1. RF sensing based on NV
NV spin can be used as a detector for AC fields. Utilizing the optical spin-initialization 80 − 95 % and spin-dependent optical contrast of ∼ 30 − 40 % allows to drive and readout Rabi-oscillations and, hence, determine the strength of the B-field from a target RF source. The underlying analysis is based on recording Rabi-Oscillations over time (requiring at least one full oscillation within the observable time-span) and then measuring near the π/2-time of the driving signal.
2. RF power sensing based on NV
RF power transmitted through an RF waveguide can be measured using NV centre RF sensors placed in the interior of the waveguide to record the RF B-field amplitude. For practical implementations, small diamond crystals (small compared to the RF wavelength, as realised, e.g., with micron sized diamond platelet) could be integrated into the waveguide. The required optical-interface to the NV is realized, e.g., via a hole with ∼ 500 nm diameter in the waveguide wall. The best sensitivities are reached for an operation point close to T (ρ 1) and weaker RF powers.
3. Local imaging of RF fields based on scanning NV microscopy
Due to its stability in the diamond lattice, the NV center can spatially resolve the RF magnetic fields in a device under test (DUT) by means of scanning the diamond across its surface and performing RF sensing. Large magnetic fields B(ext) may need to be applied to the DUT and the microscope employed, but DUTs with operating frequencies of up to 280 GHz could be studied. The ideal setup favours the use of NV sensors with spins that are oriented along the plane of the DUT. The introduction of a RF nearfield antenna to manipulate the sensor-spin independent to the DUT is an optional addition that may help to refine the microscope’s operation or mitigate the field-requirement issues.
The main points to track during development of this technique are the field requirements (perpendicular fields < 10mT w.r.t. NV sensor orientation) and the susceptibilities of the DUT and setup-components to large magnetic fields. Another important aspect is the realization of the scanning functionality as it requires relative precise movement of the DUT relative to the sensor and its readout. Additionally, in order to achieve a high spatial resolution the lateral drifts during a measurement have to be minimized and accounted for.
4. Rydberg-based detection of AC electrical fields
The detection of AC electric fields with Rydberg atoms is a very sensitive detection method for electrical fields. By using additional electric or magnetic fields, the resonance frequency can furthermore be tuned such that a quasi continuous spectrum of frequencies can be probed.
5. Coplanar waveguide in a vapour cell
Rydberg atoms as probes for electric fields also offer a very large dynamic range. Electric field strength as small as 46µV/m and as large as 5 kV/m have been measured using essentially the same technique. To bring the Rydberg atoms into the electric field to be measured and mitigate the problem of interference at the glass, the evanescent field close to a coplanar waveguide (CPW) placed inside the vapour cell can be measured. CPWs allow to guide many different frequencies and their electric field distribution can be accurately simulated.

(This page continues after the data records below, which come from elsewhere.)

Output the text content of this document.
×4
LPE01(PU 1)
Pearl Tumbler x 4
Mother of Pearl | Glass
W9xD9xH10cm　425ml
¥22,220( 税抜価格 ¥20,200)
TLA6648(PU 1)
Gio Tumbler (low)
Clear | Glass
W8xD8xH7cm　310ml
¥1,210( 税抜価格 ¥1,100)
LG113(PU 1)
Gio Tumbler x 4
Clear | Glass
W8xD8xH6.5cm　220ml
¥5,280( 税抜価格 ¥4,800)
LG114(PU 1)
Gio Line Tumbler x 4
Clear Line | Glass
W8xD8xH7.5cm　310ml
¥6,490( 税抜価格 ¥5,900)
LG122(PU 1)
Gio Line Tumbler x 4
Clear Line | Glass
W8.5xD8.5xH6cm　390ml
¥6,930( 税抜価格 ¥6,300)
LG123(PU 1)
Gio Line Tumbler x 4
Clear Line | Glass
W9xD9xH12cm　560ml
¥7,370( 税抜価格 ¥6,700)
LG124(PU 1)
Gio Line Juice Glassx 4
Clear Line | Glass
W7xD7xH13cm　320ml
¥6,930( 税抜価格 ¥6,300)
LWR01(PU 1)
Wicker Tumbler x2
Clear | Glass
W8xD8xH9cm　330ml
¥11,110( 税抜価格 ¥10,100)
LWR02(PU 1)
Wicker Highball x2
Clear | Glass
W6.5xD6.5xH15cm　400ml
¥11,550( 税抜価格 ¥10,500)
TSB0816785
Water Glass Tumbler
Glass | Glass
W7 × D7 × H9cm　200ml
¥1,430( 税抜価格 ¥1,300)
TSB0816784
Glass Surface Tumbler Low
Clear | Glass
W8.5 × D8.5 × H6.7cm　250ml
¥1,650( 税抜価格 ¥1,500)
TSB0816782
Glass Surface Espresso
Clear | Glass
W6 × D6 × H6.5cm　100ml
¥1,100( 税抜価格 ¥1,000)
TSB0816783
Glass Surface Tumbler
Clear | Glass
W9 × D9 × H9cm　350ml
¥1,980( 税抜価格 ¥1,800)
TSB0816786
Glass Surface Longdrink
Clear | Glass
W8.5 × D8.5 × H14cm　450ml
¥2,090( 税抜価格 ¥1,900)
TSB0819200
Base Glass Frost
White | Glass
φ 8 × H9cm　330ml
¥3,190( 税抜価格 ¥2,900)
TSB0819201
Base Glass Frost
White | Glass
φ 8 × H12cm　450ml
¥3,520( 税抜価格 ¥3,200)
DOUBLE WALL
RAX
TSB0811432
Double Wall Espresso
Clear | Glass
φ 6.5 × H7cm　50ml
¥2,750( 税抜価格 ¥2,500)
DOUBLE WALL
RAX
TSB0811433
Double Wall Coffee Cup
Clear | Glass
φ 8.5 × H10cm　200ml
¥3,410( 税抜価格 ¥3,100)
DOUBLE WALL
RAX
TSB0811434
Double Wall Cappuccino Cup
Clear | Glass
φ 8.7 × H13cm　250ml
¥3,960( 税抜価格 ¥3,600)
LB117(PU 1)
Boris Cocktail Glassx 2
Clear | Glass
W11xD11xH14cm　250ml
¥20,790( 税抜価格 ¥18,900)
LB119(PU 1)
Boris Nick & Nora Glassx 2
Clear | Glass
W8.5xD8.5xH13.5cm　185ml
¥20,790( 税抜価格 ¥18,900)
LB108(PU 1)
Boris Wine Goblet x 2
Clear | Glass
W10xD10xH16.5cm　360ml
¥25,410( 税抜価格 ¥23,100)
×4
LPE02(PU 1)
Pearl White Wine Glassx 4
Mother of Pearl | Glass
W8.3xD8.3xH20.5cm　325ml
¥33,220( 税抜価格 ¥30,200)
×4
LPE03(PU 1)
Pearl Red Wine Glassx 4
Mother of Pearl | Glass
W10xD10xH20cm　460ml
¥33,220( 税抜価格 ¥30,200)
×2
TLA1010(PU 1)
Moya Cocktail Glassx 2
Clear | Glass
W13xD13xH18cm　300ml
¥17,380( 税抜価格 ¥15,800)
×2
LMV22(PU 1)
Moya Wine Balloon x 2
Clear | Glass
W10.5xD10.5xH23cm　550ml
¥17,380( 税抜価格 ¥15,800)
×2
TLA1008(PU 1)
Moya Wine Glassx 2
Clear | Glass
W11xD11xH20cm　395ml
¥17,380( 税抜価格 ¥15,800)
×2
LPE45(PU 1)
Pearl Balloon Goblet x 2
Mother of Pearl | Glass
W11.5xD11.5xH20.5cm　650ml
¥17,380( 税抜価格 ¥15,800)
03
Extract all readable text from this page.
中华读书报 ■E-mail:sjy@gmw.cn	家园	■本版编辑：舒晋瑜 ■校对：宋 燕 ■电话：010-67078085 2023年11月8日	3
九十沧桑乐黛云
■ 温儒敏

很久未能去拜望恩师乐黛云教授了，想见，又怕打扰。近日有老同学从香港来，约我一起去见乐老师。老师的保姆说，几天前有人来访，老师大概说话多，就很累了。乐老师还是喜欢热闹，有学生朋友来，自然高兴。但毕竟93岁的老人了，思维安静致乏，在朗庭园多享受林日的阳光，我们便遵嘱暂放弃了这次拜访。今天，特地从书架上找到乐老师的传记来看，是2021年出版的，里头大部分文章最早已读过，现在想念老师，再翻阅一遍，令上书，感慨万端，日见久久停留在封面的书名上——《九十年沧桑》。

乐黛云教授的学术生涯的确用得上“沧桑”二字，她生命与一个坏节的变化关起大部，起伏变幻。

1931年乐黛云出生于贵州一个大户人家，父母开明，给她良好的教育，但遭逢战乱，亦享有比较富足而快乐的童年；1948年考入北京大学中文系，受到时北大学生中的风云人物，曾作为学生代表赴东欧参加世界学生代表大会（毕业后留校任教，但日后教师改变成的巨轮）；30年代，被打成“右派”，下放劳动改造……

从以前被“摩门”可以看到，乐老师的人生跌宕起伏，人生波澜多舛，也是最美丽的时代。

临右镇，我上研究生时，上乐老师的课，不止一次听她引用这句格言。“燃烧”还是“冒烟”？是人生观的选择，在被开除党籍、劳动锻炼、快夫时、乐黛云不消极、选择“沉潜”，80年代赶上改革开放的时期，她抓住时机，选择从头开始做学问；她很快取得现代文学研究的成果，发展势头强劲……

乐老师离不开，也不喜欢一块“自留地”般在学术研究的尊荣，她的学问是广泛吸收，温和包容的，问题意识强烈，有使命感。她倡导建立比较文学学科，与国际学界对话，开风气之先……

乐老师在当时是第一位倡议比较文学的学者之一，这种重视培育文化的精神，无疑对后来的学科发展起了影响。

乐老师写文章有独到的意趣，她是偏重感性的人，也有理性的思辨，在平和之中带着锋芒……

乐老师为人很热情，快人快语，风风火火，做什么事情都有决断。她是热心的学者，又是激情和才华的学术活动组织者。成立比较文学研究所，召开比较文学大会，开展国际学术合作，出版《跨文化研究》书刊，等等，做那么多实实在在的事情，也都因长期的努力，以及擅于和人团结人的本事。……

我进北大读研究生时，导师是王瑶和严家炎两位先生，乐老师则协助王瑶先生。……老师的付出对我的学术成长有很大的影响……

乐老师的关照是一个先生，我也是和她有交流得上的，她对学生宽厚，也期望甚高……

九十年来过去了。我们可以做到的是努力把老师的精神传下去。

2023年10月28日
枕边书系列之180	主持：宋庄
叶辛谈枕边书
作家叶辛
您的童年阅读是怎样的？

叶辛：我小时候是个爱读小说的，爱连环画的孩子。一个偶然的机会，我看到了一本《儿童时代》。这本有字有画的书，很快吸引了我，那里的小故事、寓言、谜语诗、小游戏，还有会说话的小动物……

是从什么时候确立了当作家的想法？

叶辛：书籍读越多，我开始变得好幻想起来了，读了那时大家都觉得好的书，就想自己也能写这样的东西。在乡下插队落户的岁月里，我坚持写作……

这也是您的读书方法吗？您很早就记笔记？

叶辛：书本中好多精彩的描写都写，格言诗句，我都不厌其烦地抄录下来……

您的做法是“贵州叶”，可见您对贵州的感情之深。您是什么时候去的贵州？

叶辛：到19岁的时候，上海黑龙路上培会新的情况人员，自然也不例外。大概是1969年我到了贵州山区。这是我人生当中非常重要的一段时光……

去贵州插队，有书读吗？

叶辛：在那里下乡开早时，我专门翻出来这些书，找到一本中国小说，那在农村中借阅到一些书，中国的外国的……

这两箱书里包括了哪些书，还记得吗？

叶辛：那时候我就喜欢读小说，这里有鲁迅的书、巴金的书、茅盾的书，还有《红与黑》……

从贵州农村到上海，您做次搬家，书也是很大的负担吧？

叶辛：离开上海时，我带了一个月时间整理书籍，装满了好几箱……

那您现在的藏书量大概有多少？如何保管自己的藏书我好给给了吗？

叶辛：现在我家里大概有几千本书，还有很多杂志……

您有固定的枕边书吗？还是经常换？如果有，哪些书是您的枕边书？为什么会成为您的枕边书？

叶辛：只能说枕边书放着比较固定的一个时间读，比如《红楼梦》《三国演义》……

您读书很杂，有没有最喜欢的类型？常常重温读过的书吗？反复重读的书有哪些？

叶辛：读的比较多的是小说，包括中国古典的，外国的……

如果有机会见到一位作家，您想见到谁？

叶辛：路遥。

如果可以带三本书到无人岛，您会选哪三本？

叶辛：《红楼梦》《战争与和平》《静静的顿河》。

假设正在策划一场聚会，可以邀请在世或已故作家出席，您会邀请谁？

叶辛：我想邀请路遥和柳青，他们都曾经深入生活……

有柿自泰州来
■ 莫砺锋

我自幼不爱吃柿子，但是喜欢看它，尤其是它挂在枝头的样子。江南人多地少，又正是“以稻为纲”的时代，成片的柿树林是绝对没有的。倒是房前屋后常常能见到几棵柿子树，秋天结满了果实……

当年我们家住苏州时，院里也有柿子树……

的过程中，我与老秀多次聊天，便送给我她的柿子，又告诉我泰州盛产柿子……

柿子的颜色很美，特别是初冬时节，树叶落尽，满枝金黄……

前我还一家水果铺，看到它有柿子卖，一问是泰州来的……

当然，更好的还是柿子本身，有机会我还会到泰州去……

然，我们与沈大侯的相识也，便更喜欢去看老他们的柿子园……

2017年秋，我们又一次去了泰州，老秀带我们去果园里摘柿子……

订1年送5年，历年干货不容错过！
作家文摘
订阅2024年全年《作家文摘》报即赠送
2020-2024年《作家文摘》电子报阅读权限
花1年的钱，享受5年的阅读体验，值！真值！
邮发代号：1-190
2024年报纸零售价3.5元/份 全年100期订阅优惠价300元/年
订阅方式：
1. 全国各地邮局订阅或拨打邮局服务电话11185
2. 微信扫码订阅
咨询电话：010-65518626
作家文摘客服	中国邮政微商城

6. Rydberg sensor based vector network analyzer
Such sensors would measure power and phase of the electric field at two or more ports of a device under test.
7. Single Rydberg atom as a scanning probe for high frequency electric fields
Single neutral atoms can be trapped in a so called optical tweezer - the focus of an off resonant laser beam [50]. These atoms can be coherently excited into a Rydberg state, which constitutes a highly localized probe for electric fields. the outstanding control and measurement capabilities can be also very useful for metrological tasks. To this end one could consider a single or even a few trapped Rydberg atoms, which are spatially scanned in the vicinity of a device under test. This would allow a probe for the spatial electric field distribution.